Müller lag in einem bequemen Krankenhausbett und dachte nach. Er hatte Mühe seine Gedanken zu ordnen, zu viel ist in letzter Zeit geschehen.
Es war im Mai vor zwei Jahren. Dass es um die Firma, für die er arbeitete, nicht besonders gut bestellt war, wusste Müller. Deshalb wunderte es ihn auch nicht, dass der Seniorchef die gesamte Belegschaft eines Morgens in die Betriebskantine bat. Es würde wohl Entlassungen geben, munkelte man. Aber Müller war nicht sehr besorgt. Seit dreißig Jahren war er mittlerweile im Betrieb und zählte mit seinen achtundfünfzig Lenzen fast schon zum Inventar. Müller durfte den Seniorchef sogar duzen und auch zum Juniorchef hatte er als „alter Hase“ einen guten Draht. „ Es ist schon schade, wenn jetzt wieder ein paar von den jungen Leuten entlassen werden“, dachte Müller, „wie sollen die sich denn etwas aufbauen, wenn sie ständig arbeitslos sind? Andererseits, früher waren die Zeiten auch manchmal hart“.
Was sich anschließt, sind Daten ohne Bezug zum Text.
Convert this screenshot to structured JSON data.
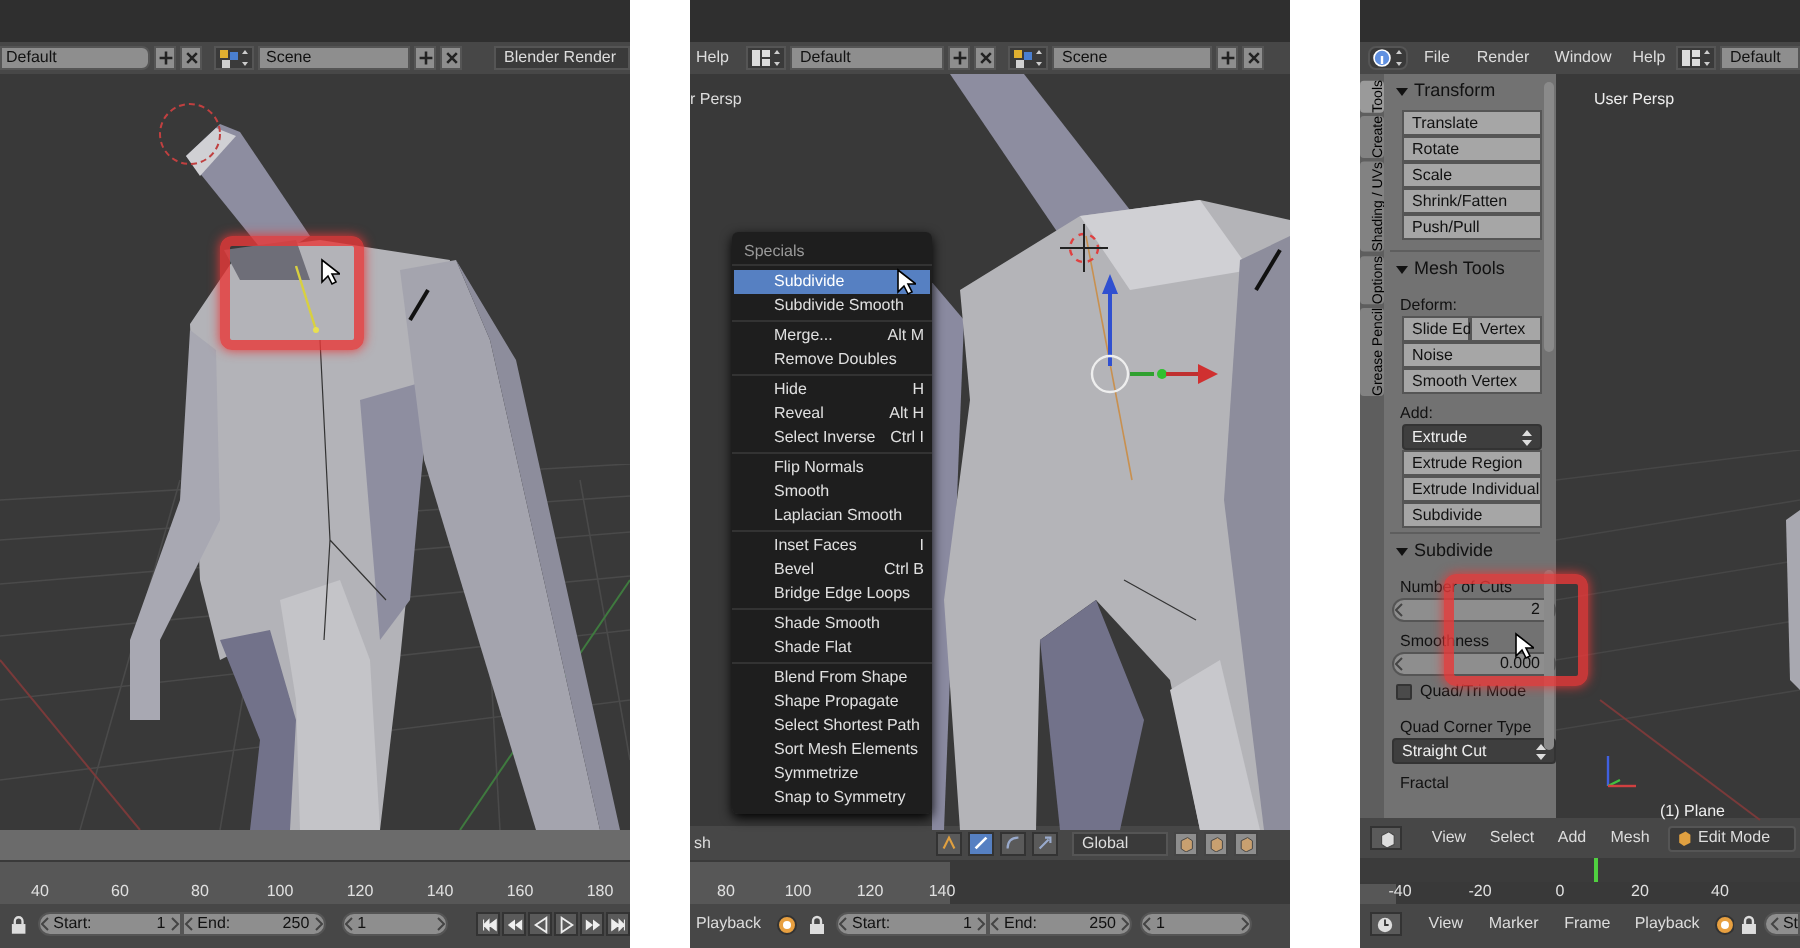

Seine anfängliche Gelassenheit wich langsam einer seltsamen Neugier. Auf dem Podium nahmen, neben den beiden Chefs und Klaus Neumann vom Betriebsrat, zwei Herren in feinen Anzügen und passenden Krawatten Platz. Der Seniorchef beendete das Schweigen, „liebe Mitarbeiterinnen und Mitarbeiter, es fällt mir nicht leicht, heute zu Ihnen zu sprechen. Wie Sie sicher alle wissen, sind uns allein im letzten Jahr, drei große Aufträge weggebrochen und auch für die nächsten Jahre sieht es düster aus. Es ist meine Pflicht, Sie darüber zu informieren, dass unsere Firma Insolvenz angemeldet hat. Aus eigener Kraft können wir Ihre Löhne und Gehälter nicht mehr zahlen. Herr Dr. Abendroth an meiner linken Seite wurde vom zuständigen Gericht zum Insolvenzverwalter bestellt. Er und sein Mitarbeiter, Herr Schmidt werden versuchen, das Schlimmste abzuwenden. Herr Dr. Abendroth möchte noch kurz ein paar Worte an sie richten“.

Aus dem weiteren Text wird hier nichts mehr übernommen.